Clinch by Zachary Bartels

“How many Marilyns do you know who go to our church?” she asked, “because I only know one.”

“This is none of our business, Judith.”

“And that’s her car,” she said, pointing at a battered old Lumina with a Clinch Rock Wrestling bumper sticker. She looked over to Trent. “Marilyn Fisher.”

“Look, we shouldn’t have been eavesdropping in there. Just let my Dad deal with this, okay?”

“But he can’t now. Don’t you see? Confidentiality, the confessional and all that stuff. He can’t go the cop route. He’s stuck. But I’m not.”

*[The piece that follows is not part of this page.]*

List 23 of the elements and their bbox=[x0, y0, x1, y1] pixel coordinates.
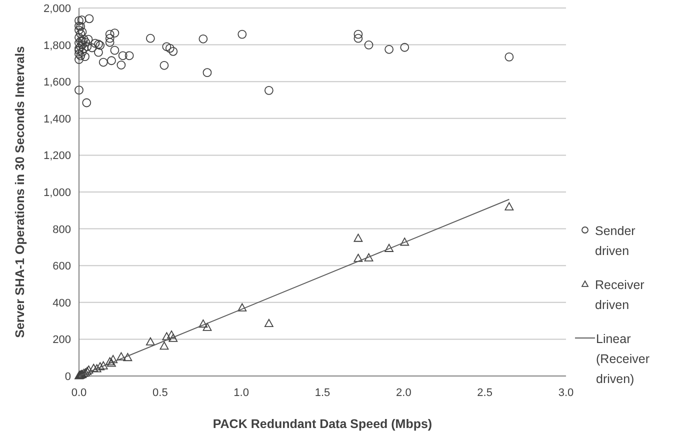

At the start of this summer, Zachary Bartels released the half of the script of his podcast of fiction and not-fiction. It was the fiction half called Clinch. The story follows a couple teenagers who start at a Christian summer camp and just about end up there. Trent is the son of the small town’s chief of police who is transitioning to full-time pastor. His long-time friend, Judith, is also very close to his dad, who treats her like the daughter he never had.

Their close relationship is tested in part by the bad guys, because this is a YA thriller, and in part by a book called, Insane Faith: A Guide to Extreme Christianity for the Truly Faithful. It’s a book that urges readers to give 120% of everything for everything.

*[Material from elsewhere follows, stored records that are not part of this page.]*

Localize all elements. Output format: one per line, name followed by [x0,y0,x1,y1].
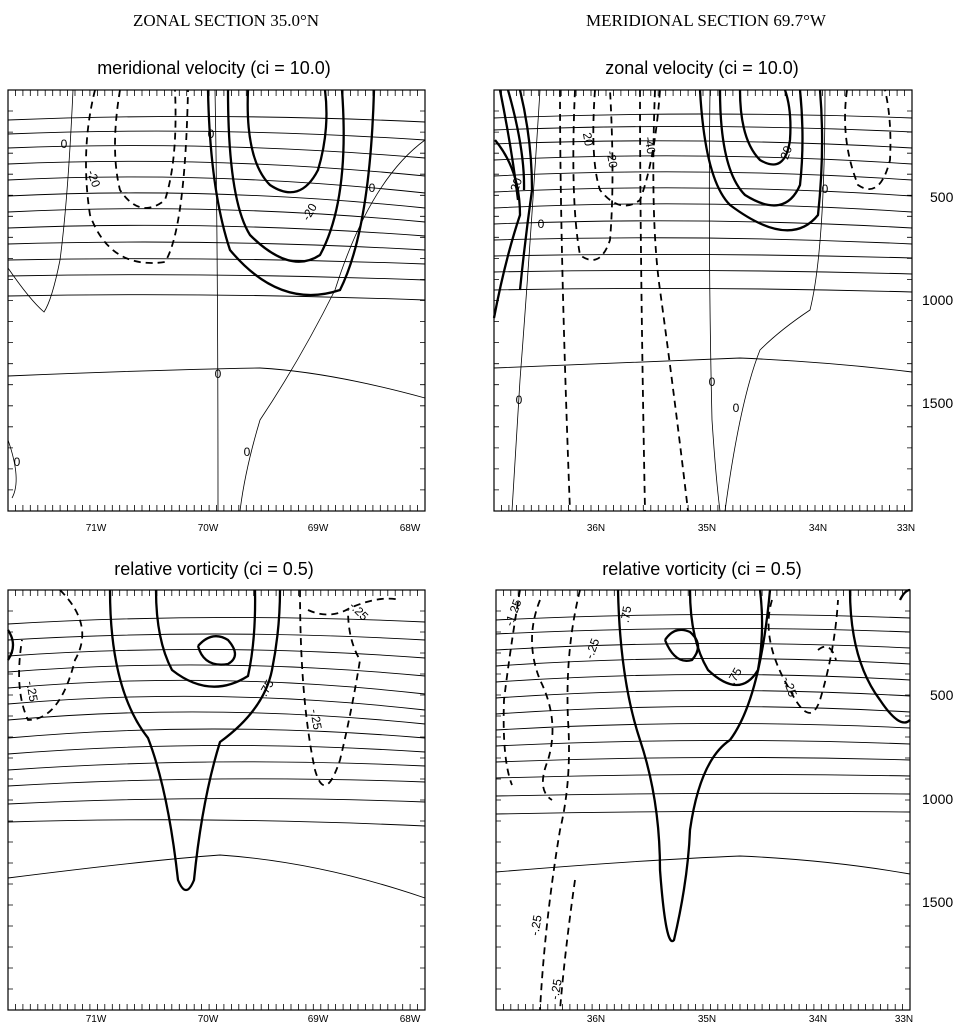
depth-axis-labels: 500 1000 1500 [922,687,954,910]
panel-title: relative vorticity (ci = 0.5) [602,559,802,579]
tick-marks [494,90,912,511]
x-tick-label: 33N [895,1014,913,1025]
isopycnal-lines [7,115,426,399]
contour-labels: -40 -20 20 20 0 0 0 0 0 20 [507,132,828,415]
x-tick-label: 34N [809,523,827,534]
contour-label: -.25 [307,708,324,731]
x-axis-labels: 36N 35N 34N 33N [587,523,915,534]
depth-label: 1000 [922,292,953,308]
contour-label: -20 [84,168,103,189]
depth-axis-labels: 500 1000 1500 [922,189,954,411]
contour-label: -20 [604,150,621,170]
x-tick-label: 70W [198,1014,219,1025]
x-tick-label: 69W [308,523,329,534]
positive-contours [206,89,376,297]
x-tick-label: 71W [86,523,107,534]
depth-label: 500 [930,687,954,703]
tick-marks [8,90,425,511]
contour-label: 20 [777,144,795,162]
panel-relative-vorticity-zonal: relative vorticity (ci = 0.5) [7,559,426,1025]
x-axis-labels: 71W 70W 69W 68W [86,1014,421,1025]
x-tick-label: 71W [86,1014,107,1025]
tick-mark-path [494,90,912,511]
contour-label: 0 [733,401,740,415]
contour-label: 0 [215,367,222,381]
panel-meridional-velocity: meridional velocity (ci = 10.0) [7,58,426,534]
positive-contours [7,589,282,892]
panel-zonal-velocity: zonal velocity (ci = 10.0) [492,58,954,534]
negative-contours [502,589,839,1011]
contour-label: -1.25 [502,597,525,628]
contour-label: .75 [618,605,635,624]
isopycnal-lines [7,617,426,899]
isopycnal-lines [495,613,911,875]
tick-mark-path [8,590,425,1010]
contour-label: -40 [642,136,659,156]
contour-label: -.25 [527,914,544,937]
contour-label: 20 [580,132,596,148]
header-zonal-section: ZONAL SECTION 35.0°N [133,11,319,30]
x-tick-label: 35N [698,523,716,534]
x-axis-labels: 36N 35N 34N 33N [587,1014,913,1025]
contour-label: 0 [709,375,716,389]
panel-title: relative vorticity (ci = 0.5) [114,559,314,579]
x-tick-label: 36N [587,523,605,534]
zero-contours [511,89,826,512]
x-tick-label: 70W [198,523,219,534]
x-axis-labels: 71W 70W 69W 68W [86,523,421,534]
contour-label: 0 [822,182,829,196]
depth-label: 1500 [922,395,953,411]
contour-label: -.25 [780,675,800,700]
positive-contours [492,89,824,319]
contour-label: -.25 [23,680,40,703]
x-tick-label: 68W [400,523,421,534]
contour-label: 20 [507,176,525,194]
x-tick-label: 36N [587,1014,605,1025]
panel-title: zonal velocity (ci = 10.0) [605,58,799,78]
plot-frame [495,589,911,1011]
panel-title: meridional velocity (ci = 10.0) [97,58,331,78]
tick-mark-path [8,90,425,511]
isopycnal-lines [493,113,913,373]
negative-contours [85,89,189,264]
contour-label: -.25 [547,978,564,1001]
contour-label: .75 [256,677,277,699]
contour-label: -20 [299,201,320,223]
positive-contours [616,588,911,943]
contour-label: 0 [516,393,523,407]
x-tick-label: 69W [308,1014,329,1025]
contour-label: -.25 [582,636,602,661]
tick-mark-path [496,590,910,1010]
panel-relative-vorticity-meridional: relative vorticity (ci = 0.5) [495,559,954,1025]
depth-label: 500 [930,189,954,205]
contour-label: 0 [208,127,215,141]
depth-label: 1500 [922,894,953,910]
x-tick-label: 35N [698,1014,716,1025]
contour-label: 0 [538,217,545,231]
depth-label: 1000 [922,791,953,807]
tick-marks [496,590,910,1010]
x-tick-label: 34N [809,1014,827,1025]
negative-contours [559,89,892,512]
contour-label: 0 [14,455,21,469]
zero-contours [7,89,426,512]
contour-label: 0 [61,137,68,151]
contour-label: 0 [244,445,251,459]
x-tick-label: 33N [897,523,915,534]
negative-contours [18,589,401,787]
header-meridional-section: MERIDIONAL SECTION 69.7°W [586,11,827,30]
tick-marks [8,590,425,1010]
contour-labels: -1.25 .75 -.25 .75 -.25 -.25 -.25 [502,597,800,1001]
contour-label: 0 [369,181,376,195]
x-tick-label: 68W [400,1014,421,1025]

“Jesus never said no to anyone who asked for his help,” the book teaches. “When we say no to an opportunity to exercise insane faith, we’re refusing to be like Jesus.”

Such a mindset pushes Trent’s dad into full-time ministry, challenges Trent’s perspective of his fairly average life, and inspires Judith to take up a superhero mantle. Because despite the real world setting, big city bullies, teen antics, and cool Goonies-level mystery, Clinch is essentially the story of a girl who sees corruption in her town and works to oppose it. With an ox goad.

I loved it. I listened to the whole podcast series and enjoyed all of the not-fiction parts too. If that’s not quite your thing, you can pick it up as an ebook or paperback.